Last updated April 12, 2019
The proposed legislation that would have allowed “robo-calling” to cell phones in the United States has been nixed. The federal bill would have enabled businesses to place robotic calls via the use of automated dialers to telephones, and then play pre-recorded messages to the new and old cell phones of consumers.
Rep Lee Terry, R-Nebraska, and Rep Ed Towns, D-New York, who had sponsored the bill, have this week asked the House Energy and Commerce Committee’s chairperson to prevent the bill from going through the committee process, thus effectively stopping it. “What we have learned is that there is no hope for this legislation,” the two wrote in the letter to the chairperson. “We have heard from our constituents. They are concerned about what they believe will happen should this legislation become law.”

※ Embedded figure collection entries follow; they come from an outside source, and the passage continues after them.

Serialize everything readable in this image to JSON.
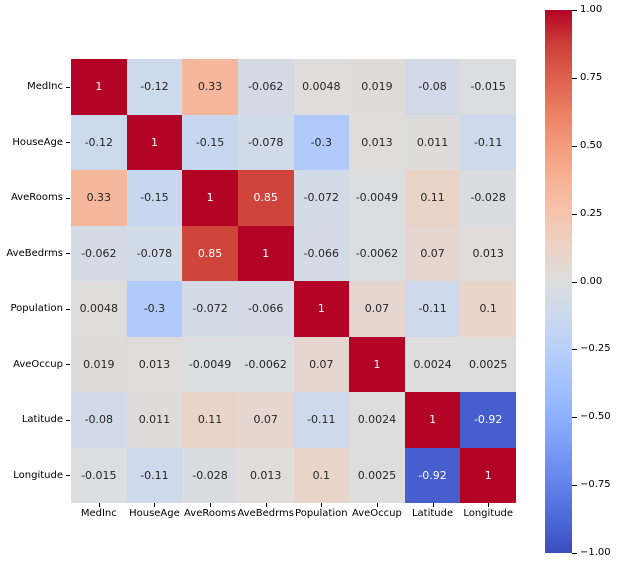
{
  "figure": {
    "background": "#ffffff"
  },
  "chart_data": {
    "type": "heatmap",
    "title": "",
    "xlabel": "",
    "ylabel": "",
    "colormap": "coolwarm",
    "vmin": -1.0,
    "vmax": 1.0,
    "grid": false,
    "legend_position": "colorbar-right",
    "categories": [
      "MedInc",
      "HouseAge",
      "AveRooms",
      "AveBedrms",
      "Population",
      "AveOccup",
      "Latitude",
      "Longitude"
    ],
    "matrix": [
      [
        1,
        -0.12,
        0.33,
        -0.062,
        0.0048,
        0.019,
        -0.08,
        -0.015
      ],
      [
        -0.12,
        1,
        -0.15,
        -0.078,
        -0.3,
        0.013,
        0.011,
        -0.11
      ],
      [
        0.33,
        -0.15,
        1,
        0.85,
        -0.072,
        -0.0049,
        0.11,
        -0.028
      ],
      [
        -0.062,
        -0.078,
        0.85,
        1,
        -0.066,
        -0.0062,
        0.07,
        0.013
      ],
      [
        0.0048,
        -0.3,
        -0.072,
        -0.066,
        1,
        0.07,
        -0.11,
        0.1
      ],
      [
        0.019,
        0.013,
        -0.0049,
        -0.0062,
        0.07,
        1,
        0.0024,
        0.0025
      ],
      [
        -0.08,
        0.011,
        0.11,
        0.07,
        -0.11,
        0.0024,
        1,
        -0.92
      ],
      [
        -0.015,
        -0.11,
        -0.028,
        0.013,
        0.1,
        0.0025,
        -0.92,
        1
      ]
    ],
    "annotation_format": ".2g",
    "colorbar": {
      "tick_values": [
        1.0,
        0.75,
        0.5,
        0.25,
        0.0,
        -0.25,
        -0.5,
        -0.75,
        -1.0
      ],
      "tick_labels": [
        "1.00",
        "0.75",
        "0.50",
        "0.25",
        "0.00",
        "−0.25",
        "−0.50",
        "−0.75",
        "−1.00"
      ]
    },
    "accent_colors": {
      "max_color": "#b40426",
      "mid_color": "#dddddd",
      "min_color": "#3b4cc0",
      "annotation_dark": "#262626",
      "annotation_light": "#ffffff"
    }
  }
}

Illinois attorney general Lisa Madigan was one of many consumer advocates who had opposed the bill, describing such robo-calls as being “a bad deal for consumers”. Madigan noted that the legislation would have “opened the floodgates” for consumers to be endlessly annoyed with robotic calls from telemarketers on their mobile phones at all hours of the day”. “I appreciate everyone who voiced their disapproval of this invasion of our privacy to Congress and stopped this bill,” Madigan said in a statement yesterday.
The bill would have changed 20 years of legislation outlawing auto-dialers and the use of artificial and recorded messages to cell phones.